Rather than names of African regions, the World Health Organization will use Roman numerals to qualify variants of monkeypox.
The World Health Organization (WHO) announced on Friday that it has renamed monkeypox variants. disease. While this was for a long time limited to a dozen African countries, the vast majority of new cases were detected this year elsewhere in the world, in particular in the United States, Europe and Brazil.
In a press release, the WHO also indicates that it is conducting a broad online consultative process to change the name of the disease, also deemed misleading and discriminatory, since the virus is not linked only to monkeys but has been demonstrated in many animals, especially rodents.
A misleading name
As for the variants, also called clades, they were named until now after regions or countries in Africa, with the strain from West Africa and that from the Congo Basin (Central Africa ), the second being much more deadly than its cousin.
At the beginning of June, around thirty scientists, many from Africa, wrote a forum to ask to change these names, deeming it urgent to put in place “a nomenclature that is neither discriminatory nor stigmatizing.”

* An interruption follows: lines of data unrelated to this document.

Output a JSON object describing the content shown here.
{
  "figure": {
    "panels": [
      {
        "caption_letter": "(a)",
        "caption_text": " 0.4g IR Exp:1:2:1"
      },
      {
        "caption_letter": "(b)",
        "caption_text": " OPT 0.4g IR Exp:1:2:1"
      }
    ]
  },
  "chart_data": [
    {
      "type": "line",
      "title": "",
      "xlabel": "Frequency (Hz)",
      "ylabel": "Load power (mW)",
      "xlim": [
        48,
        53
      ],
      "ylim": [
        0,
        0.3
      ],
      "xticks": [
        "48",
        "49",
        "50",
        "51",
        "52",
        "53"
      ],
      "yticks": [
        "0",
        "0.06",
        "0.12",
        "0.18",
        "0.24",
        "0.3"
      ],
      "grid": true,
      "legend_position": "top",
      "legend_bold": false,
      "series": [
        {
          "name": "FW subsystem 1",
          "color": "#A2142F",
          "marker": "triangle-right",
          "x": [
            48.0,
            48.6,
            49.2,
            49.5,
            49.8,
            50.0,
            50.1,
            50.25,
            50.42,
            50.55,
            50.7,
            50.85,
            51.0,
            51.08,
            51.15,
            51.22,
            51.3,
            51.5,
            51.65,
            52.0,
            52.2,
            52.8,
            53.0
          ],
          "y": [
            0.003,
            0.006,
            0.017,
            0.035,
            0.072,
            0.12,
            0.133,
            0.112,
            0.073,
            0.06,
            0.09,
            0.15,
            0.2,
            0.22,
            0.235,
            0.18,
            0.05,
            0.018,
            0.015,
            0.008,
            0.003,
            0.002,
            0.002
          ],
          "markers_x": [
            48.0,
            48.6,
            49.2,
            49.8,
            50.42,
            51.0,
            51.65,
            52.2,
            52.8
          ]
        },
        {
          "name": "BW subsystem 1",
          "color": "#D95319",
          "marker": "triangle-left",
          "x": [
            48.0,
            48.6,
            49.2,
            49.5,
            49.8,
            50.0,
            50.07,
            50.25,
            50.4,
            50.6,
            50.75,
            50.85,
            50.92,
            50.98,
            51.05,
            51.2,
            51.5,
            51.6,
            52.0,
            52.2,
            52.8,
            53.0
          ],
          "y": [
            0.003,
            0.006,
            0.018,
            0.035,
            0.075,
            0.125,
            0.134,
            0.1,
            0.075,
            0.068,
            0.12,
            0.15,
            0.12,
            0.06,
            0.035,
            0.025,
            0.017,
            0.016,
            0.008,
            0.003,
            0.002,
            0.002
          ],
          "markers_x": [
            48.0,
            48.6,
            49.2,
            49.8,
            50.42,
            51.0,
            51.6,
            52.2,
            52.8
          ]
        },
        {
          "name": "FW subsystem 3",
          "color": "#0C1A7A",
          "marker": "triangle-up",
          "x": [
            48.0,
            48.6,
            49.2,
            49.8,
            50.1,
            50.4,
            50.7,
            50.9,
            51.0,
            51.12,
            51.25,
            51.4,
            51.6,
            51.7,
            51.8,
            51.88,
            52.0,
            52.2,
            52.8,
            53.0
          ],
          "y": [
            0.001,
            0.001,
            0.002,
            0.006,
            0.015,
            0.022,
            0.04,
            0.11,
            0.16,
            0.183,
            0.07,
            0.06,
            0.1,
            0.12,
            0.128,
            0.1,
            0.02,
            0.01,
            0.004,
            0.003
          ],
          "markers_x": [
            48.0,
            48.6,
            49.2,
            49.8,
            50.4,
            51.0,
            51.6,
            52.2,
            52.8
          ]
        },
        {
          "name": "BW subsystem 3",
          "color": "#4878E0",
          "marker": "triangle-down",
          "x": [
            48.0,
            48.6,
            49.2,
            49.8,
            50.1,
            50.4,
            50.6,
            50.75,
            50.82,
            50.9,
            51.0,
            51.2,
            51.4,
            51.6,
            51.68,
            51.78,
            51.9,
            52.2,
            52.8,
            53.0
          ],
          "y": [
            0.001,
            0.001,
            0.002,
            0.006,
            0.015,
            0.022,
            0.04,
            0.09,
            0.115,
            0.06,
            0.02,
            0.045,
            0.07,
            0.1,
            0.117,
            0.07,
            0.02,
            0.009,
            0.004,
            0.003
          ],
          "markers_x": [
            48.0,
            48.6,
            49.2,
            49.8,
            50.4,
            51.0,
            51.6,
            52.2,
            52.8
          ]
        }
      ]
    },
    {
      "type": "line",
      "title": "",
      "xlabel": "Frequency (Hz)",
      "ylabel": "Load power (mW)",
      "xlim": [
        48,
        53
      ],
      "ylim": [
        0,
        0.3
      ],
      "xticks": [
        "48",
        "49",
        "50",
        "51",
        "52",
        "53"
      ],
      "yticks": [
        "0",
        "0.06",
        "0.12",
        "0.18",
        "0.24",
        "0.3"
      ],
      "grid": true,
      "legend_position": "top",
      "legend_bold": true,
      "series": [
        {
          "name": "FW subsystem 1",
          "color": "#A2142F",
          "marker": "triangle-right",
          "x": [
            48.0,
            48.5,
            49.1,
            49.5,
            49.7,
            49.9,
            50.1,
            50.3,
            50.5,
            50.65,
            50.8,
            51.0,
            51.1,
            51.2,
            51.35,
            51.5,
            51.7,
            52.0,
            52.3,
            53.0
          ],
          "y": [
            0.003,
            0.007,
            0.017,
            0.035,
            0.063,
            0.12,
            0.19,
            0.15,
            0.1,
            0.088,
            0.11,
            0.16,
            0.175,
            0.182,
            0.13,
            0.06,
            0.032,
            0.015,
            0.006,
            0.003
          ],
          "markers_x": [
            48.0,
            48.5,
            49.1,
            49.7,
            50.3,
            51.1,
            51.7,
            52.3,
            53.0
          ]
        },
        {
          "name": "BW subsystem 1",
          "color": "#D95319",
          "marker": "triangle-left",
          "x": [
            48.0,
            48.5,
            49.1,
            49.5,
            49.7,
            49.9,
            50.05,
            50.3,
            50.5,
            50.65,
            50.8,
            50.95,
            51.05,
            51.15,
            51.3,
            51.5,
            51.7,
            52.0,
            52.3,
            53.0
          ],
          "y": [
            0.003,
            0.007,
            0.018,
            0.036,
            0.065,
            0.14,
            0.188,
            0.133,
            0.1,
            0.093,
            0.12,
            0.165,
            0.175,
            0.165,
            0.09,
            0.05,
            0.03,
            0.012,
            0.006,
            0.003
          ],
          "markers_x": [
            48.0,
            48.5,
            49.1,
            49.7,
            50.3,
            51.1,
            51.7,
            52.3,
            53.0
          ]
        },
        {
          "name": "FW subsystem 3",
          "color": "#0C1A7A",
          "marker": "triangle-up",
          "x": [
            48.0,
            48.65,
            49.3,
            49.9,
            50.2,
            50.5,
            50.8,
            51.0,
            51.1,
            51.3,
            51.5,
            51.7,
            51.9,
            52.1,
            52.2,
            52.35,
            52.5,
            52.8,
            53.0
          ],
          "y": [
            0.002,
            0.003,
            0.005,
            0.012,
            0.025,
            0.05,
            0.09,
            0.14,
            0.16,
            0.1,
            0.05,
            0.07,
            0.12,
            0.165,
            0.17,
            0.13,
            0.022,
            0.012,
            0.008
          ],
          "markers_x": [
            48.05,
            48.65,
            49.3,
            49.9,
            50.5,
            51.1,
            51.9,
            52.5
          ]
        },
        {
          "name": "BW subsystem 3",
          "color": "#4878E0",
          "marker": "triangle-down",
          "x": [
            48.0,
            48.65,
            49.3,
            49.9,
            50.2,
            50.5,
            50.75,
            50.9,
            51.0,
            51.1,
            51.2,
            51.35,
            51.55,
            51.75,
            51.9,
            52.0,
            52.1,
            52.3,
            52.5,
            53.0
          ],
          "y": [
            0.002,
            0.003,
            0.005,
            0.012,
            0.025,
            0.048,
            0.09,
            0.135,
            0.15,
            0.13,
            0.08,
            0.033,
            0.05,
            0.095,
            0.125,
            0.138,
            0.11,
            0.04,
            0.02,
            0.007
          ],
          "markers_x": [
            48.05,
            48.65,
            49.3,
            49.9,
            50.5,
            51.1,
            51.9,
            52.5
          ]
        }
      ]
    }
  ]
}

They were heard by the WHO, which brought together virologists and public health experts on August 8 to reach a consensus on a new terminology.
“A consensus has been reached to designate the former Congo Basin (Central Africa) clade as clade one (I) and the former West African clade as clade two (II),” it said. the WHO on Friday.
Further, “it was agreed that clade II consists of two subclades. (…) Thus, the new naming convention includes clade I, clade IIa and clade IIb, the latter referring primarily to the group of variants that are circulating widely in the global epidemic of 2022,” the WHO added. The new clade names take effect immediately.